Erfgoeddrager: Bibi

‘Ik vond Suriname zo prachtig dat ik er toen ik groot was ging wonen’

Otto, Samuel, Julie, Octaaf en Bibi van de Hildebrand van Loonschool interviewen Romeo Hoost (78 jaar). Meneer Hoost komt door de regen naar de school toe, met een tas vol boeken en twee hoofddeksels zoals die in de slaventijd werden gedragen. Het interview duurt meer dan een uur, want de leerlingen hebben heel veel vragen, en tijdens het gesprek duiken er steeds weer nieuwe vragen op.

Waar bent u geboren?
‘Ik ben in Suriname geboren, maar dat is toevallig zo. We woonden op Curaçao en mijn vader werkte bij de Shell. Het bedrijf gaf Surinamers om de twee jaar een vakantie naar Suriname. Mijn moeder was 9 maanden zwanger van mij, en mocht daarom eigenlijk niet vliegen. Ze zei toen dat ze 7 maanden zwanger was, zodat ze mee kon. Om 8 uur ‘s avonds kwam ze aan, en om 12 uur ‘s nachts werd ik geboren in Suriname.

In mijn jeugd woonden we dus op Curaçao en gingen we elke twee jaar naar Suriname. Ik vond Suriname zo prachtig dat ik er toen ik groot was ging wonen en werken.’

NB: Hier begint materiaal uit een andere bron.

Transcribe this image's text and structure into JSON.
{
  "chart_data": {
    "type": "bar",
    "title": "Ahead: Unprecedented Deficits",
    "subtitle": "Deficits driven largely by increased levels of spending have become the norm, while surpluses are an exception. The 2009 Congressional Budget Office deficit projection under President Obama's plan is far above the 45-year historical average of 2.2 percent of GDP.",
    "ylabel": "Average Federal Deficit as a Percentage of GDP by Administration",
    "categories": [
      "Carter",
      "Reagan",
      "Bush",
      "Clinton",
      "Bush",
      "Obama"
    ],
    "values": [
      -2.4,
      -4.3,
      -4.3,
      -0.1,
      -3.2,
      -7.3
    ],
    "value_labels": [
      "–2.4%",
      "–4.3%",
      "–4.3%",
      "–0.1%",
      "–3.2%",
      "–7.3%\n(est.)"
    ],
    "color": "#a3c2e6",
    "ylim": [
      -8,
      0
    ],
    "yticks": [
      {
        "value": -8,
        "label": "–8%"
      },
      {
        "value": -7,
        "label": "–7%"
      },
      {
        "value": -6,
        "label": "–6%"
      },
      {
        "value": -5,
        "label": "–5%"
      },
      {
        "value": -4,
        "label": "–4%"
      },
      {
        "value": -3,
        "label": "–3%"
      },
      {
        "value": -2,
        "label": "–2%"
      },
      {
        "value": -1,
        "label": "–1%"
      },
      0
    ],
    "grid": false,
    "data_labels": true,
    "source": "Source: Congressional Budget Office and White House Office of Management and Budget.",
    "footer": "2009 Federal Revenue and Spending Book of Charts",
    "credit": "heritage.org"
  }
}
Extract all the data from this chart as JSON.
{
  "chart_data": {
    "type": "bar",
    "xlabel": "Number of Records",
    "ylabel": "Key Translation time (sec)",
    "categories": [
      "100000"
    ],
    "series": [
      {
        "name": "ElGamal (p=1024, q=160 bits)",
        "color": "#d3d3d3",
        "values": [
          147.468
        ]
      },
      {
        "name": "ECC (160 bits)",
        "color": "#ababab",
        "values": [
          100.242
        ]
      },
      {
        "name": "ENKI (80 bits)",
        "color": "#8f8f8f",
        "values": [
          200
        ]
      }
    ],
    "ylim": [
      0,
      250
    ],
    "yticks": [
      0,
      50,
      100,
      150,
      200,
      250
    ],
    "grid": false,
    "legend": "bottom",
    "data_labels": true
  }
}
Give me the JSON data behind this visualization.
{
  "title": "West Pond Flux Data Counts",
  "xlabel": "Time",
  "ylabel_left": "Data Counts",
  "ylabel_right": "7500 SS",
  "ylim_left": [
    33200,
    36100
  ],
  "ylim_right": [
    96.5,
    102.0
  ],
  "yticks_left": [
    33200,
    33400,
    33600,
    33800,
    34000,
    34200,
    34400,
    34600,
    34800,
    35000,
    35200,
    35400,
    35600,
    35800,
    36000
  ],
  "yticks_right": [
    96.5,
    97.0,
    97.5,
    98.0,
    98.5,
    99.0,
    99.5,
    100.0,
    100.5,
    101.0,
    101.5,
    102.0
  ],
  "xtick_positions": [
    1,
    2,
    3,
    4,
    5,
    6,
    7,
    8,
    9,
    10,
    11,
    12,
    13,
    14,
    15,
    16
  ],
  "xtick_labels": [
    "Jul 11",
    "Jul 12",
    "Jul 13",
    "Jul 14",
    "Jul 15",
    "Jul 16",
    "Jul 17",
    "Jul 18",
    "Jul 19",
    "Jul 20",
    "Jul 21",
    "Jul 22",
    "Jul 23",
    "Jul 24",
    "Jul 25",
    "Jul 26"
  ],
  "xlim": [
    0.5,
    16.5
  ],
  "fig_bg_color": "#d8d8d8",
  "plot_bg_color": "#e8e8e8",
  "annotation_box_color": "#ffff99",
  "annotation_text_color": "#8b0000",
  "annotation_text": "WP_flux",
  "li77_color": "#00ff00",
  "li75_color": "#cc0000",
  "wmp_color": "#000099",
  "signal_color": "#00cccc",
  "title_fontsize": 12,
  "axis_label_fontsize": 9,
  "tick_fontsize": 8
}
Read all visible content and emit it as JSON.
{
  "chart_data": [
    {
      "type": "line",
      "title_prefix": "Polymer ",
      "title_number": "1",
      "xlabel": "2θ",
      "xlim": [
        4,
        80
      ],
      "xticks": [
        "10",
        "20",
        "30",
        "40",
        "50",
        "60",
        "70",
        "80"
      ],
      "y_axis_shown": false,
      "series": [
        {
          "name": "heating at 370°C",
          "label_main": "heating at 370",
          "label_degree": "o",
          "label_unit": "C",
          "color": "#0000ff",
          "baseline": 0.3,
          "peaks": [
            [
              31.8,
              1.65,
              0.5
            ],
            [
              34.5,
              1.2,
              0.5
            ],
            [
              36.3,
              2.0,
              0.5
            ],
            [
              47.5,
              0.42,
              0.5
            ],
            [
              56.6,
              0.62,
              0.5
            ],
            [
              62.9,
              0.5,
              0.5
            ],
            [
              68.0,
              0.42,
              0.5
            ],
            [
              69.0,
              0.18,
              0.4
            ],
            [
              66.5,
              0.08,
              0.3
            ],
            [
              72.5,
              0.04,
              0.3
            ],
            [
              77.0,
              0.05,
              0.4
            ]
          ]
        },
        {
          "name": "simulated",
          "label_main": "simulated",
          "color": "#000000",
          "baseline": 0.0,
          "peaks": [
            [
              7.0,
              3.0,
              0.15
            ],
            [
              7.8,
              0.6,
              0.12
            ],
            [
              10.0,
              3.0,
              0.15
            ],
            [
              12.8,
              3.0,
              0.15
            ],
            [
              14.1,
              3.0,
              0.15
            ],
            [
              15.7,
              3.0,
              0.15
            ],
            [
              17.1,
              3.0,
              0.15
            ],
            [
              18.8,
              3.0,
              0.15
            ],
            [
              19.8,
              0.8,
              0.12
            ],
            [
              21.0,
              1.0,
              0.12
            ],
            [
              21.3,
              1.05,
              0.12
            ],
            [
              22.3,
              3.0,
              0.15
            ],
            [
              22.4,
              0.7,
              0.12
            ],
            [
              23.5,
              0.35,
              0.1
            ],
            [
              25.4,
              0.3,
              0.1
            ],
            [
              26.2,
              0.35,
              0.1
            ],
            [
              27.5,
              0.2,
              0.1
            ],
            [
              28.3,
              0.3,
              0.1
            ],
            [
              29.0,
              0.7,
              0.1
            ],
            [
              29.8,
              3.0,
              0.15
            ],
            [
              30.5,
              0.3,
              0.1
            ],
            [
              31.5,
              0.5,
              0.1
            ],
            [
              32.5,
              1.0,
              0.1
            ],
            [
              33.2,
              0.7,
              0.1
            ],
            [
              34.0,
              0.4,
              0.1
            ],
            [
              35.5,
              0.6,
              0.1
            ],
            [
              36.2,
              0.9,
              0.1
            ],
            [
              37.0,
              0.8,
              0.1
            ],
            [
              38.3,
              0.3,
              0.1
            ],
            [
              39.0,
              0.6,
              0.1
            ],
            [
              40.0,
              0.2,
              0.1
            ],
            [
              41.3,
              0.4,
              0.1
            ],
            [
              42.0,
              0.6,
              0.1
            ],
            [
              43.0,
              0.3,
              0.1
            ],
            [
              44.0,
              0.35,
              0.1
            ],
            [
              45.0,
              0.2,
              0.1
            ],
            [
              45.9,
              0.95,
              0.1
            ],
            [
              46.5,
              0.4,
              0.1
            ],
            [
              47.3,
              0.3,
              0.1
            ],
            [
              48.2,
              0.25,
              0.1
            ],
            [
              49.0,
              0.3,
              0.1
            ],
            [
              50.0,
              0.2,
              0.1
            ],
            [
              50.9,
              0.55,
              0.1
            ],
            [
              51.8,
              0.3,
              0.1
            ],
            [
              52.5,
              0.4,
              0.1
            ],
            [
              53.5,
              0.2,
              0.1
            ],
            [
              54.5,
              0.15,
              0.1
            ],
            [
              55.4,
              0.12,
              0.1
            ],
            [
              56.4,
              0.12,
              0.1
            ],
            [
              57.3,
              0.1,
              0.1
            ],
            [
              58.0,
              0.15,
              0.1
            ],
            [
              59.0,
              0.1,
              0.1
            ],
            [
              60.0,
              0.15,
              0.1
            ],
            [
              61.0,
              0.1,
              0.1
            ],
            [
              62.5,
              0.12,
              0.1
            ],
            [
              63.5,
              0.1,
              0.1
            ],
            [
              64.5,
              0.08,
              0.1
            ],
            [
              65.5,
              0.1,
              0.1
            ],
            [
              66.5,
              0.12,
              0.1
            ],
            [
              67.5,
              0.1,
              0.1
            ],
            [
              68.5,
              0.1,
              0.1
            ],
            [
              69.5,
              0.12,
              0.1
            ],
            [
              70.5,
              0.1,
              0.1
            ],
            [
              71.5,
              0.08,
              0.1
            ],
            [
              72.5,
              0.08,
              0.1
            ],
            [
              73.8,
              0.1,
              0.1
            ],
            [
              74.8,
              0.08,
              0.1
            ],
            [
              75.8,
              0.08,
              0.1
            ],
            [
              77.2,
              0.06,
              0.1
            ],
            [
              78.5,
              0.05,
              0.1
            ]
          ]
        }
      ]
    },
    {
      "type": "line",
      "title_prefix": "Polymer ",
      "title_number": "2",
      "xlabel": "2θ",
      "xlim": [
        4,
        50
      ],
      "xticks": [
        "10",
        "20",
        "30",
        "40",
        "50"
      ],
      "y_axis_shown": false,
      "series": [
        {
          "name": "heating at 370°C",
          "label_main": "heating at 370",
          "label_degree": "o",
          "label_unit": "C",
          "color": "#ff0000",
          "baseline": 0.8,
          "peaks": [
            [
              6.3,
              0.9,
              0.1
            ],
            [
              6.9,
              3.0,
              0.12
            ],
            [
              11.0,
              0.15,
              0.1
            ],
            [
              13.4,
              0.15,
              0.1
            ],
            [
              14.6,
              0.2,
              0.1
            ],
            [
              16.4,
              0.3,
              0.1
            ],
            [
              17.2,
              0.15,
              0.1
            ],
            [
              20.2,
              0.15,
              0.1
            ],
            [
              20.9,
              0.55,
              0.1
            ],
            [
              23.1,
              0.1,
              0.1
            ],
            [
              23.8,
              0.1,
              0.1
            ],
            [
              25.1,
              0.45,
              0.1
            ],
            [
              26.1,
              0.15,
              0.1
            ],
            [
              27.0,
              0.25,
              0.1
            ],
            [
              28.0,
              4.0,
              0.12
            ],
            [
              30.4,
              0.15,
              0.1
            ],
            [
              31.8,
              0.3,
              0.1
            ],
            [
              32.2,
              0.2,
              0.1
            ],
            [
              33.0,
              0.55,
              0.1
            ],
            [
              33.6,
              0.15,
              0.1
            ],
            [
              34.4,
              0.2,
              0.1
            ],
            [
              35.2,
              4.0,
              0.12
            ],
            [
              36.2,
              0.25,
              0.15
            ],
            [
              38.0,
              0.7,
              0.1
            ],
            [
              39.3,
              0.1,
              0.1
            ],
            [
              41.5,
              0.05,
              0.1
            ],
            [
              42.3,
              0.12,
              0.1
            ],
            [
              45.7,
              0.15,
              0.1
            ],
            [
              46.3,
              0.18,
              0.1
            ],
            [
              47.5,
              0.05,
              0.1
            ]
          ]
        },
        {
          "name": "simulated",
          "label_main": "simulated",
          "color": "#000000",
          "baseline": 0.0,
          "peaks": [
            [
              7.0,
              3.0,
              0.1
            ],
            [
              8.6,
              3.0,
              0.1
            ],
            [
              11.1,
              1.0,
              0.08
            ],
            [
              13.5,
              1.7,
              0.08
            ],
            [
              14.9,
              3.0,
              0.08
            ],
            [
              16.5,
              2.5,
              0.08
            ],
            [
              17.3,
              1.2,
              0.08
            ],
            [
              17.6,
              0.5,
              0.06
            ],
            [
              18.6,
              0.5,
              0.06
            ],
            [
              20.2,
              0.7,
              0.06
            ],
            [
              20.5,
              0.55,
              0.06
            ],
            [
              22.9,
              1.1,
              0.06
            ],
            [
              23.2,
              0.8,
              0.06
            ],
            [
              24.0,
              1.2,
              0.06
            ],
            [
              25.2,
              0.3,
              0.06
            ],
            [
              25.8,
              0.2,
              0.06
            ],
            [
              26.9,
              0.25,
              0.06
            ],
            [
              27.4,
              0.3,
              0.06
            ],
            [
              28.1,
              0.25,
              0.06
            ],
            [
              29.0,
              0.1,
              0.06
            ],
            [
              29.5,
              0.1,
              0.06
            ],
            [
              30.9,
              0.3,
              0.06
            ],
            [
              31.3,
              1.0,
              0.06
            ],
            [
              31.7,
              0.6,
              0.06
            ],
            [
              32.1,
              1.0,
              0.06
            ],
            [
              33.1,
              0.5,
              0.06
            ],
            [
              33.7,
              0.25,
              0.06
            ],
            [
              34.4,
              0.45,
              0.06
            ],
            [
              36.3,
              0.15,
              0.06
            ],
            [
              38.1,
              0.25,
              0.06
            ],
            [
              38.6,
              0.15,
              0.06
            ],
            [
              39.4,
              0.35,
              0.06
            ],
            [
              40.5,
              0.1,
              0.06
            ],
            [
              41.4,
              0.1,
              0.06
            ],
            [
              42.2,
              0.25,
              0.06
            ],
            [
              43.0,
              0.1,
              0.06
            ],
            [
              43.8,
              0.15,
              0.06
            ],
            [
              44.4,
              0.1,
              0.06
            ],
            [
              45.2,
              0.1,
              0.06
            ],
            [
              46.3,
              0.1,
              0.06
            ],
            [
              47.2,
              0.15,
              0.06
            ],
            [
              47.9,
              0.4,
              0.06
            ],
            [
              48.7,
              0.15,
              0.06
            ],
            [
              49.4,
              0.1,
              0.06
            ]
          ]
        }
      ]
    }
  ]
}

Waarom kwam u naar Nederland?
‘Ik kwam eind 1982 naar Nederland op uitnodiging van een Duitse vakbondsbeweging. Toen ik hier was, vonden de 8 decembermoorden plaats. Dat zijn moorden waarbij de militaire dictator 15 mensen oppakte en executeerde. Zijn naam is Bouterse. Na deze moorden werd me afgeraden terug te reizen naar Suriname.’

Wie is Bouterse?
‘Dat is de man die mensen heeft vermoord, hij heeft ze gemarteld. Die mensen probeerden de democratie te herstellen, middels acties en vergaderingen. Onder hen waren mijn neef, mijn voorzitter en verschillende vrienden van me. Bouterse is veroordeeld tot 20 jaar cel, maar hij is ondergedoken en dat vind ik niet juist. Maar hij gaat worden gepakt.’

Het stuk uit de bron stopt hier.